An interested reader has added the following:
"It seems to me that in Q221 a separate accounting should be done for the rollover amount, allowing the wife to take distributions based on her children's life expectancies. I believe the IRS regulations require a separate accounting if an IRA owner rolled over one of his IRAs into an IRA that had younger beneficiaries after the RBD, but requires that if the IRA rolled over to has older beneficiaries then the shorter life expectancy must be used."
My response is this: I think this situation presents a close call, but a strict reading of Prop. Reg. 1.401(a)(9)-1, Q&A G-2(a), requires that all distributions from wife's IRA be based on her remaining life expectancy. That is because the cited regulation does not really talk about basing distributions on any beneficiaries' life expectancies. Rather, it simply says that, unless paragraph (b) applies, in computing required distributions after the rollover, the account balance is increased by the amount of the rollover. So the IRA is stuck with its pre-rollover life expectancy. The exception in G-2(b), which requires separate accounting, only applies if the "designated beneficiary" has a longer life expectancy, and refers to Q&A E-5 for changes in designated beneficiaries. Under E-5, when husband died, wife became required to use her single life expectancy. For an even closer situation, see Question 229 of this column, where my conclusion, under those facts, is that separate accounting is required.
- The joint life expectancy of the wife and her children (modified by the MDIB Rule of the proposed Treasury regulations) could have been used in the husband's IRA after his death if the wife had "rolled over" the husband's IRA to a separate IRA instead of rolling it into the one she already had that was stuck with a single life expectancy.

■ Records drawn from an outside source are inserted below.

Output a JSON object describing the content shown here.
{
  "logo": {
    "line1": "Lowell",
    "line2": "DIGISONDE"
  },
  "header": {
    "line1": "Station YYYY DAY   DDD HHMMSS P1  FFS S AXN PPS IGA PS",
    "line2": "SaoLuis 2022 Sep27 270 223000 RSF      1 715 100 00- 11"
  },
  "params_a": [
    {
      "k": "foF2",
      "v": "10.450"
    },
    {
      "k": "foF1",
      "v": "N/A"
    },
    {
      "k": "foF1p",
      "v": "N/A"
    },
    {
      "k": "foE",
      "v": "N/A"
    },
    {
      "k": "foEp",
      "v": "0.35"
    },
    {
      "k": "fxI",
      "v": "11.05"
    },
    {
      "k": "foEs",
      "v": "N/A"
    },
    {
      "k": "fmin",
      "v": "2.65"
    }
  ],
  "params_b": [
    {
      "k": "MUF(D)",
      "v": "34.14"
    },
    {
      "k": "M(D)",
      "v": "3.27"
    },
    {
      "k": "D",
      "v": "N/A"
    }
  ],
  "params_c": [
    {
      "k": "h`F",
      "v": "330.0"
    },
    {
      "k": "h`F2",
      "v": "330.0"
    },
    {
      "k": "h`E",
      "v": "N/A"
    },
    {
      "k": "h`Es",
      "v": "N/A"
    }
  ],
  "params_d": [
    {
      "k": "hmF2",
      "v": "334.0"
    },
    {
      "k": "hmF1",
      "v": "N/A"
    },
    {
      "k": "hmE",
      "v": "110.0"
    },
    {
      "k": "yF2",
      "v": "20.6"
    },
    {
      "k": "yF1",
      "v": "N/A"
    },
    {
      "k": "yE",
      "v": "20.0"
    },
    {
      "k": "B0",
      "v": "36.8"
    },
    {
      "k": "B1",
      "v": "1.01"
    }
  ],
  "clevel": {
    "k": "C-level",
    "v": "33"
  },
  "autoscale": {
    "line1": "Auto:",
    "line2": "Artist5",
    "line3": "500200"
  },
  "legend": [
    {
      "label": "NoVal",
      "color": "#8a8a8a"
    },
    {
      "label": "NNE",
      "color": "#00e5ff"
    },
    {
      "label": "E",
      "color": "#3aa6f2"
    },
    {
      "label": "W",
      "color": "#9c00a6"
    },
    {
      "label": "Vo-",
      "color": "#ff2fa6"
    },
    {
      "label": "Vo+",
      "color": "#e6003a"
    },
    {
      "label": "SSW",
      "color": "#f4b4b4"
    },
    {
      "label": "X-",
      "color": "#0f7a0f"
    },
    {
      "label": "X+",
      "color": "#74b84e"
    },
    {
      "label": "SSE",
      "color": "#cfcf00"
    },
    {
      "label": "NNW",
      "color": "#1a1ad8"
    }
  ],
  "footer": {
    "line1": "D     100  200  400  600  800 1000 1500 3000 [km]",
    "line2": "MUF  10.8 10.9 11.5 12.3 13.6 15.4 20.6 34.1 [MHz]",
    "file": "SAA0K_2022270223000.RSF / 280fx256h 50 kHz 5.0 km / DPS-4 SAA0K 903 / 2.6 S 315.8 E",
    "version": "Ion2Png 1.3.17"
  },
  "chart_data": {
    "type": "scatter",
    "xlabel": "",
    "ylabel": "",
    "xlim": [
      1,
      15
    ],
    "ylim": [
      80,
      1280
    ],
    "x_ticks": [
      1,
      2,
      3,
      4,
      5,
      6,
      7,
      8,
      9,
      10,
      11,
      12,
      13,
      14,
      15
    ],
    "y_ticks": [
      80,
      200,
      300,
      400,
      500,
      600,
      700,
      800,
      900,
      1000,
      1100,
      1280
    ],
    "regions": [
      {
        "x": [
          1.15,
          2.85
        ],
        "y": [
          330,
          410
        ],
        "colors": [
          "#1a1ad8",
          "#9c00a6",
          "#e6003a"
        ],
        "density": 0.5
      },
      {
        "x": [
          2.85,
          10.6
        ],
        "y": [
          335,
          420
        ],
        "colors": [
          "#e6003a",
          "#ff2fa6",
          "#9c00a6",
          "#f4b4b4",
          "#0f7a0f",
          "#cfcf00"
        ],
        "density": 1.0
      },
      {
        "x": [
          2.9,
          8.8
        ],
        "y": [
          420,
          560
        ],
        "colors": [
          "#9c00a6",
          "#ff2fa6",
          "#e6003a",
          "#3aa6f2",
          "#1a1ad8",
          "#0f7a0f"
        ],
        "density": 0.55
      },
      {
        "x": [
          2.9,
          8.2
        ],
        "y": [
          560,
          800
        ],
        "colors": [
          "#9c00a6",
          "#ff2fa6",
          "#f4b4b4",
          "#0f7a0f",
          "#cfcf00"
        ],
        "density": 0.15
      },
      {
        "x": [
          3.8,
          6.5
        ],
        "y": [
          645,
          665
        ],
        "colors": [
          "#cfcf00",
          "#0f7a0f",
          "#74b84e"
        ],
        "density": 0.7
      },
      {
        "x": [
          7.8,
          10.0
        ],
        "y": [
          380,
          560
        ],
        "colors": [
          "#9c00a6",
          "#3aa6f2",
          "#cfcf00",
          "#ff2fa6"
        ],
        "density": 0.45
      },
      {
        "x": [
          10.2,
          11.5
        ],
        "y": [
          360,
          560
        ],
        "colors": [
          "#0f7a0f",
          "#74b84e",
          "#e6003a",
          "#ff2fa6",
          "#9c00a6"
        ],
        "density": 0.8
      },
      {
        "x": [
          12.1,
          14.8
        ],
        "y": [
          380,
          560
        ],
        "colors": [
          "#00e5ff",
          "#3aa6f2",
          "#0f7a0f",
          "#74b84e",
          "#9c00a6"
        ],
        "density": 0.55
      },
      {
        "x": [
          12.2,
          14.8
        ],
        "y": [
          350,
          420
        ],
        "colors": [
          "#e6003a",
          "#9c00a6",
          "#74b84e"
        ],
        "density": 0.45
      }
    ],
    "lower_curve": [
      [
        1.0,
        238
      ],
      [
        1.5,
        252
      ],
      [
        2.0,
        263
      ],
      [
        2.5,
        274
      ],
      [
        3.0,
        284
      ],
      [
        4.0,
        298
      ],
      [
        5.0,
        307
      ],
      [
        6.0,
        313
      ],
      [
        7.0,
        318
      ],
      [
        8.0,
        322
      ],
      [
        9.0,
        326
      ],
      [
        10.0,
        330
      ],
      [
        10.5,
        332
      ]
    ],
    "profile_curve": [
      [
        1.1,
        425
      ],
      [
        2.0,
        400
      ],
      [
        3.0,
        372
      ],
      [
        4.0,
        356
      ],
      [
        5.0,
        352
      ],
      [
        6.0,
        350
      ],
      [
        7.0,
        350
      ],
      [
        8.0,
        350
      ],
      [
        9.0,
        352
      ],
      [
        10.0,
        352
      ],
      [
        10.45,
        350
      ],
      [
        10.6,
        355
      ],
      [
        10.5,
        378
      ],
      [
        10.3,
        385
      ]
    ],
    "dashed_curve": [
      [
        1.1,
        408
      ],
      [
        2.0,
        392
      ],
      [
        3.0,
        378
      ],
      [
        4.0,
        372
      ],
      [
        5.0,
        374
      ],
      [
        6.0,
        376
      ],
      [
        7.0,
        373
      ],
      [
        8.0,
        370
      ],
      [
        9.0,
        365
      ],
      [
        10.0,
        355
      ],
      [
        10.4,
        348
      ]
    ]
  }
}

After this question was originally answered, I became aware of PLR 199948039, under which the IRS allowed the surviving spouse to correct this unfortunate situation by rolling over the original rollover out of her old IRA and into a new IRA, provided (i) the first rollover had not yet been commingled with the old IRA, and (ii) she completes the second rollover no later than December 31 of the year following the year of her spouse's death.